Last year a guest speaker posed this question in a faculty meeting, “So what is the difference between thinking critically and just thinking?” At the time, this person had no idea that our handbooks, banners, wall engravings, and email signatures all contain the phrase, “Harpeth Hall educates young women to think critically, to lead confidently and to live honorably”.
So what does it mean to have critical thinking skills? I read what Hamilton College professor, Paul Gary Wyckoff, said he wanted his students to learn, and I believe he had some great ideas about critical thinking. I have borrowed heavily from his list and added a few more that may be more pertinent to high school students. Here are a few skills, which I believe we are helping our students develop every day and every year.
- Remember to ask the question. Some of the most powerful teaching moments happen when the right question is posed. Curiosity needs to begin with articulating the right question at the right time.
- Know the importance of having people with different experiences and perspectives as part of the decision making process. It makes for a better and longer lasting solution.
- “If you can’t change your mind, you might not have one!” Yes, it is straight off of a bumper sticker. Listen to others and keep an open mind.
- Think in terms of “multiple, rather than single causes”. The challenges of the 21st century are not that simple. Likewise, think in terms of multiple, rather than single answers.
- One large theory cannot always be applied to everything. It is sometimes more helpful to understand the context of the problem so that a more nimble and individualized approach can be applied.

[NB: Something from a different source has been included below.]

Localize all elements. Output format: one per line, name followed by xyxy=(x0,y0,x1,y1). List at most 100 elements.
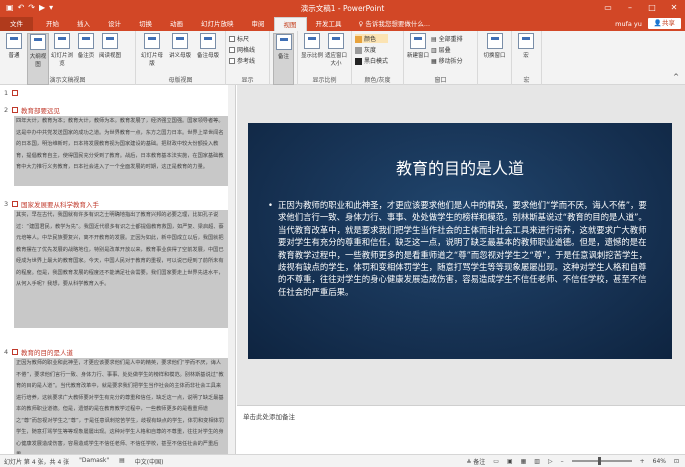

- Understand our own biases. We all have them, so it is important to read and listen to “information that is contrary to our views”. It is our “tendency to seek out information in accordance with our previous views”.
Of course all of the best and most critical thinking can take place and still we are nowhere if we do not have the skills to communicate those ideas effectively through spoken and written word. Critical thinking for its own sake is not the destination. Connecting with others through these ideas and perspectives is crucial and gives us a better understanding of how to get things done in this world.